Essa coisa de sermos imperfeitos ainda me deixou encucado durante um bom tempo, mas um dia acordei feliz por descobrir que ao dizer que somos imperfeitos, falamos também que somos aperfeiçoáveis.

Lembrei-me que meu velho amigo Mansur contou-me que Maomé havia dito: “se te conheces a ti mesmo, conheces a Deus!”... e se não me falha a memória Tereza de Ávila também dizia que “a melhor maneira de se chegar ao conhecimento de Deus é através do conhecimento de si mesmo!”

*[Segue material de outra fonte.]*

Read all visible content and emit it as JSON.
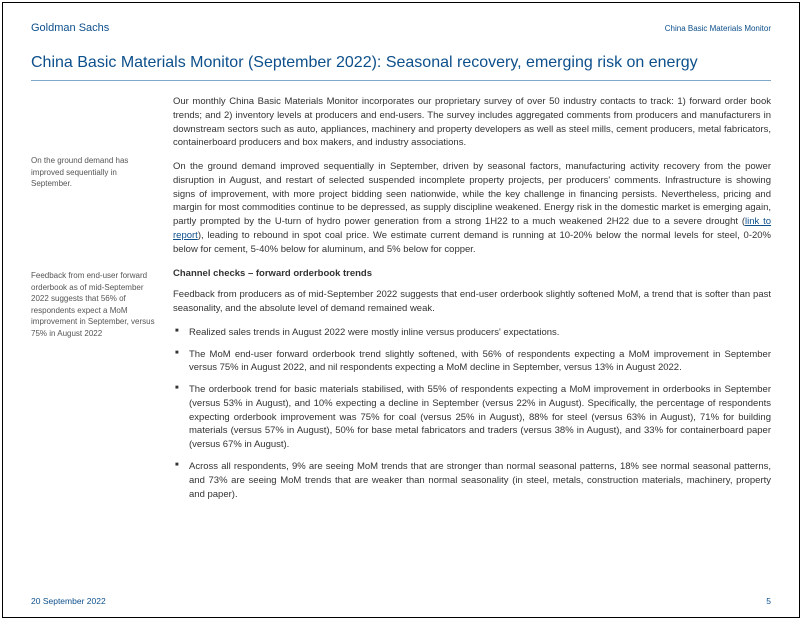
{
  "header": {
    "brand": "Goldman Sachs",
    "doc_tag": "China Basic Materials Monitor"
  },
  "title": "China Basic Materials Monitor (September 2022): Seasonal recovery, emerging risk on energy",
  "margin_notes": {
    "note1": "On the ground demand has improved sequentially in September.",
    "note2": "Feedback from end-user forward orderbook as of mid-September 2022 suggests that 56% of respondents expect a MoM improvement in September, versus 75% in August 2022"
  },
  "body": {
    "p1": "Our monthly China Basic Materials Monitor incorporates our proprietary survey of over 50 industry contacts to track: 1) forward order book trends; and 2) inventory levels at producers and end-users. The survey includes aggregated comments from producers and manufacturers in downstream sectors such as auto, appliances, machinery and property developers as well as steel mills, cement producers, metal fabricators, containerboard producers and box makers, and industry associations.",
    "p2a": "On the ground demand improved sequentially in September, driven by seasonal factors, manufacturing activity recovery from the power disruption in August, and restart of selected suspended incomplete property projects, per producers' comments. Infrastructure is showing signs of improvement, with more project bidding seen nationwide, while the key challenge in financing persists. Nevertheless, pricing and margin for most commodities continue to be depressed, as supply discipline weakened. Energy risk in the domestic market is emerging again, partly prompted by the U-turn of hydro power generation from a strong 1H22 to a much weakened 2H22 due to a severe drought (",
    "p2_link": "link to report",
    "p2b": "), leading to rebound in spot coal price. We estimate current demand is running at 10-20% below the normal levels for steel, 0-20% below for cement, 5-40% below for aluminum, and 5% below for copper.",
    "subhead": "Channel checks – forward orderbook trends",
    "p3": "Feedback from producers as of mid-September 2022 suggests that end-user orderbook slightly softened MoM, a trend that is softer than past seasonality, and the absolute level of demand remained weak.",
    "bullets": {
      "b1": "Realized sales trends in August 2022 were mostly inline versus producers' expectations.",
      "b2": "The MoM end-user forward orderbook trend slightly softened, with 56% of respondents expecting a MoM improvement in September versus 75% in August 2022, and nil respondents expecting a MoM decline in September, versus 13% in August 2022.",
      "b3": "The orderbook trend for basic materials stabilised, with 55% of respondents expecting a MoM improvement in orderbooks in September (versus 53% in August), and 10% expecting a decline in September (versus 22% in August). Specifically, the percentage of respondents expecting orderbook improvement was 75% for coal (versus 25% in August), 88% for steel (versus 63% in August), 71% for building materials (versus 57% in August), 50% for base metal fabricators and traders (versus 38% in August), and 33% for containerboard paper (versus 67% in August).",
      "b4": "Across all respondents, 9% are seeing MoM trends that are stronger than normal seasonal patterns, 18% see normal seasonal patterns, and 73% are seeing MoM trends that are weaker than normal seasonality (in steel, metals, construction materials, machinery, property and paper)."
    }
  },
  "footer": {
    "date": "20 September 2022",
    "page": "5"
  },
  "colors": {
    "brand_blue": "#0d4f8b",
    "rule_blue": "#7fa8c9",
    "text": "#333333",
    "margin_text": "#555555",
    "background": "#ffffff"
  }
}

E enquanto termino estas pobres divagações pelas minhas memórias, ouço ao pé de meu ouvido Belchior cantando que “viver é melhor que sonhar”... e me lembro que Milton Nascimento também canta “já não sonho, hoje eu faço com meu braço meu viver”... mas, eis que de repente, me veio lá da fonte uma vontade de implicar, dizendo que ninguém vive sem sonho e que o sonho, se é para ser sonho, que seja grande! No mesmo canto Belchior dizia que “qualquer canto é menor que a vida”, mas lembrei ainda de outro poeta dizendo que “o sonho comanda a vida e sempre que a gente sonha o mundo cresce e avança”...

Hoje eu não brinco de ser Deus, invulnerável e onipotente; mas assumo que sou humano e isso me ensinou que o ser humano tem asas e é capaz de voar, sem tirar os pés da terra e do barro de que é feito!

Mas, para chegar a voar, foi preciso ter descido aos infernos!